One of the tools to disengage with conflict is the pause button. To avoid rapid escalation, by reacting immediately to what has been said or done, we need to be able to press the pause button and find a way to step back. It could be by excusing ourselves and moving to another room for a moment. Taking time out in some way is important to gain a wider perspective, check our motivation, and what outcome we would prefer. For this, we need to also face what is termed as inner conflict. This is very challenging because it is exacerbated by the ‘inner critic’ which is very difficult to silence. It has been trying to help us survive, so it tends to speak louder than the wise advisor, that all of us have at a very deep level. This wise advisor knows us better than anyone; it has travelled with us through lifetimes. Yet it is hard to hear over the critic, who tries to protect us by getting revenge or winning at all costs. It is in silence that we begin to hear our wise advisor, and this is essential for the transformation of conflict.

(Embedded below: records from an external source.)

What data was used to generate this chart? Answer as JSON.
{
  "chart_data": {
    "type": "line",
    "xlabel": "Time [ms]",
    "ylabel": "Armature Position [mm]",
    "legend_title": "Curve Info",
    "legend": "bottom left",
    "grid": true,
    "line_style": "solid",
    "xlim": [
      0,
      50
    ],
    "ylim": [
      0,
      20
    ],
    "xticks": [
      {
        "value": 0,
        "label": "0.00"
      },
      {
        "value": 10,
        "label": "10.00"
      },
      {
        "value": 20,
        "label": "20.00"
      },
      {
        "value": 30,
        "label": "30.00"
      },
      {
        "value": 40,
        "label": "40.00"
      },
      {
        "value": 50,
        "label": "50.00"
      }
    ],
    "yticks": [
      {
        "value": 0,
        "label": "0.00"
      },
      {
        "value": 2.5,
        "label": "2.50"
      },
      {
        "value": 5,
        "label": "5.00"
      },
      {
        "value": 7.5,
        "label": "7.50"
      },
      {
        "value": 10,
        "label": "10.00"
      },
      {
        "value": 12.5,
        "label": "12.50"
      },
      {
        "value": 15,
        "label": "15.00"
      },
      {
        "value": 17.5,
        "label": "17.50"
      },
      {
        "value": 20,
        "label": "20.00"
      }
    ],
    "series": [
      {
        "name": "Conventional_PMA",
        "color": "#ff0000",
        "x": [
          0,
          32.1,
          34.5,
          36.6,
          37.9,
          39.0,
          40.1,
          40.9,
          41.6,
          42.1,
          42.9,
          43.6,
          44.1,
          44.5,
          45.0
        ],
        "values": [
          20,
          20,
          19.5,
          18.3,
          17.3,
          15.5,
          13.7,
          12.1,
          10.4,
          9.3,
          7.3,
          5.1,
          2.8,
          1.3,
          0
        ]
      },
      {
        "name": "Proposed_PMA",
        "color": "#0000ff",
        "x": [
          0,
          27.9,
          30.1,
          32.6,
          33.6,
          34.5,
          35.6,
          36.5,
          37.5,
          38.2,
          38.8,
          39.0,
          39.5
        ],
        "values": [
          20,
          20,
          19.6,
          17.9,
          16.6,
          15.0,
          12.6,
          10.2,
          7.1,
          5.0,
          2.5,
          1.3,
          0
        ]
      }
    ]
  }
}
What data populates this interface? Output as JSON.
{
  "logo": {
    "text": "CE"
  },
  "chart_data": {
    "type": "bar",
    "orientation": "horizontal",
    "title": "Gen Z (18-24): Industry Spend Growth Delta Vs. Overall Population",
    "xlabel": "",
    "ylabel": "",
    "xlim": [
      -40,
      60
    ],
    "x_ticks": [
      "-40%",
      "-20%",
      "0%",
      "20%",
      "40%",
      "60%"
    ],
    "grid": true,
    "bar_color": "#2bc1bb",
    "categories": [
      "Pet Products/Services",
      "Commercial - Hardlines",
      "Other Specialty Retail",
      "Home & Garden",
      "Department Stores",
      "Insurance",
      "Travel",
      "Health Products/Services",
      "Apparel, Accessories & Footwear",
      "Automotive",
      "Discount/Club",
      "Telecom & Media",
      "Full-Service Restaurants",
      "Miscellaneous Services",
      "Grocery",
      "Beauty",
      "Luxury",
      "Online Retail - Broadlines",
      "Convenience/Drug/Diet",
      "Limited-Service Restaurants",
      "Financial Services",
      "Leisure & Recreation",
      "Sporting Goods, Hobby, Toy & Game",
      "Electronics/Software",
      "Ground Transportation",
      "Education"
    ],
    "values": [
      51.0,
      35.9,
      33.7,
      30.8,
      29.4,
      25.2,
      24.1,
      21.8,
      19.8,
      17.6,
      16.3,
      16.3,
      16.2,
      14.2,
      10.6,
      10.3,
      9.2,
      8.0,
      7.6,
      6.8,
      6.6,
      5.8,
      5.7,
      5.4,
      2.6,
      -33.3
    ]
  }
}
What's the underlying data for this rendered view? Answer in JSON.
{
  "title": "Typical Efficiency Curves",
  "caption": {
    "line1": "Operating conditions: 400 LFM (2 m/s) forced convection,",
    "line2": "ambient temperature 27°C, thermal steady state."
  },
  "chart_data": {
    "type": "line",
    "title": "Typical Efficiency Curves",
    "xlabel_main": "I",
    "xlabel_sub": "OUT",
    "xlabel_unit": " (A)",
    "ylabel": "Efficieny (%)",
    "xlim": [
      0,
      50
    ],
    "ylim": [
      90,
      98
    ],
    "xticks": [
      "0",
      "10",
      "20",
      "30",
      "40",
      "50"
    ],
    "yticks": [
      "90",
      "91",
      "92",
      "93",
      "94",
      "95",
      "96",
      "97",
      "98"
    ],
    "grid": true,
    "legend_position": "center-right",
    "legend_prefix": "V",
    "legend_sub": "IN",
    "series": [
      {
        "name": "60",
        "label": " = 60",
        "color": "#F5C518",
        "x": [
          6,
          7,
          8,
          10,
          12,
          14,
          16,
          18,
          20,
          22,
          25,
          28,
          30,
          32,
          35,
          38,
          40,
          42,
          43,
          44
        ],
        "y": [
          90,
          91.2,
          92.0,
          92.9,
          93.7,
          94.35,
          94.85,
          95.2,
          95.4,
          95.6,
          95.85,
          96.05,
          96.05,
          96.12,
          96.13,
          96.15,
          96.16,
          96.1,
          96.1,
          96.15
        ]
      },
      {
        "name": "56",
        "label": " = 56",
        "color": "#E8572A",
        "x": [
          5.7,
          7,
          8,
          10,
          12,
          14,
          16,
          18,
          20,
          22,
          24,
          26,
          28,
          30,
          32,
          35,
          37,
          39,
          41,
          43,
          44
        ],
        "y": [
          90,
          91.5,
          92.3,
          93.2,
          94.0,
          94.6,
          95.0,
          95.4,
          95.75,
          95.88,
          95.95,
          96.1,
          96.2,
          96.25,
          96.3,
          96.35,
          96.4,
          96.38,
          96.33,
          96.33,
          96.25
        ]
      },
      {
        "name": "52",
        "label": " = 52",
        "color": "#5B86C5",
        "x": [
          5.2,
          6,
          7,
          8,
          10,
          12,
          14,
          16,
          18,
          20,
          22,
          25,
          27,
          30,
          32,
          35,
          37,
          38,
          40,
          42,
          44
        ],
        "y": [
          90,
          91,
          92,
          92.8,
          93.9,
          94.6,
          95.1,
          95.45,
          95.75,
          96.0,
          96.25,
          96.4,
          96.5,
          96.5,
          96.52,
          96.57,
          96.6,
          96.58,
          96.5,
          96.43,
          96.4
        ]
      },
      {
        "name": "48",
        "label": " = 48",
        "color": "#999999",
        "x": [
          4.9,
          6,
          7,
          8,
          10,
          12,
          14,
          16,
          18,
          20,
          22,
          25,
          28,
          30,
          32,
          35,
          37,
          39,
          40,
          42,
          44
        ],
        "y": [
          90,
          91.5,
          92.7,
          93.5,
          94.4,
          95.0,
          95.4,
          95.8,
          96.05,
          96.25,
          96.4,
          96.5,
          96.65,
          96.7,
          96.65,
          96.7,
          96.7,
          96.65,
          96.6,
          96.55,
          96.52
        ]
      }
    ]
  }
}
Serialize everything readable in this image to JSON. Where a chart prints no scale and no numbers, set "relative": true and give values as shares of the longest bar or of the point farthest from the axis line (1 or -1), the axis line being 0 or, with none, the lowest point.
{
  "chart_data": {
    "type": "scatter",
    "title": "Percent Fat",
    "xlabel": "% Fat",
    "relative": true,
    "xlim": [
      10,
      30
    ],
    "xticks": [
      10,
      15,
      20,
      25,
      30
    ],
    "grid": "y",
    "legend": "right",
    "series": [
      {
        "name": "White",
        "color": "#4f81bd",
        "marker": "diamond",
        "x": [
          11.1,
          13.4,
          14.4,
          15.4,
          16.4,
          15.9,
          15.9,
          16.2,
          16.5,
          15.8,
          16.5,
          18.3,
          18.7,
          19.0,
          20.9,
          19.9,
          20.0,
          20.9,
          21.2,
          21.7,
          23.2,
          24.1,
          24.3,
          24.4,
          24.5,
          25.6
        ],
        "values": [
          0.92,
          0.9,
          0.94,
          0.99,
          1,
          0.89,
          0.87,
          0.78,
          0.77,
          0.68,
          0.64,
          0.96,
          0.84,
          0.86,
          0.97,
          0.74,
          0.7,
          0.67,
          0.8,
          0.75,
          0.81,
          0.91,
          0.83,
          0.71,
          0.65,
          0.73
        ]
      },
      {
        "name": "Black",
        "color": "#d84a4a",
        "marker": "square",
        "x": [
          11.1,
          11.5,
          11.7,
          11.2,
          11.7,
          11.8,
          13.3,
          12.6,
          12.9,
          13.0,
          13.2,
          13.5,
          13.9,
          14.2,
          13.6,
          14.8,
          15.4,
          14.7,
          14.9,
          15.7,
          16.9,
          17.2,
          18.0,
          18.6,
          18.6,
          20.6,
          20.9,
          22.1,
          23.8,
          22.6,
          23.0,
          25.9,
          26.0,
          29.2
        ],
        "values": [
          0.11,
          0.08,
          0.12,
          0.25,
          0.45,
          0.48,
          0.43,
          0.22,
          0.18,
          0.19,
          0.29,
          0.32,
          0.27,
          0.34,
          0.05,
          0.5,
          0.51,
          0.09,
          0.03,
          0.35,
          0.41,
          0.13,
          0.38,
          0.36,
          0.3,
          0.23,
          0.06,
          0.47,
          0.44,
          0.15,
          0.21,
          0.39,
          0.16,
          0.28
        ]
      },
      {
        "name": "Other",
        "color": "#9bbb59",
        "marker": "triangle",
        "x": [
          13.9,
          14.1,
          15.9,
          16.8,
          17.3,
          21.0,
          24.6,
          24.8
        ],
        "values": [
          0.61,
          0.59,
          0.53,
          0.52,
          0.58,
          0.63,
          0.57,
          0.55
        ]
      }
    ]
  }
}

Therefore, we must find a way to ‘know thyself’. What are our fears, how do we react to confrontation, what are our triggers? But, also, what are our strengths, our qualities, our skills. In contemplation we can ask, who am I? What do I bring to this world that is special for my family, my friends, relationships, workplace and how can I make a difference? I need to explore whatever anger I am carrying from the past. Even if I have managed to store it and lock it away, it can be ignited unexpectedly, like the volcanic power under the mountain.
In the conditions of heat and power of conflict, it can erupt and be extremely dangerous.
So how, as a species, can we start to transform conflicts and create a better more peaceful world? We begin from exactly that intention – to bring peace. The thinking behind that intention will take us forward, because thinking becomes words and actions. We need to go beyond time and space, into the soul state, the oasis within the self of light and harmony that is innate to all of us. We are all naturally peaceful; peace-lessness is something we have created; it is not normal or natural. We need to take time out and connect with our harmonious and naturally compassionate self. Find the beauty of the other, hear their story and have empathy. Find our common ground. The world of peace can come only if we find that peace within us. It takes baby steps, one small gesture at a time. This has a ripple effect, and change comes by taking responsibility and opening the heart to change, then transformation can begin.
Christine Mahoney is an actor, mediator and conflict-resolution professional based in Melbourne, Australia. She has been a student and teacher of meditation with the Brahma Kumaris for more than 35 years.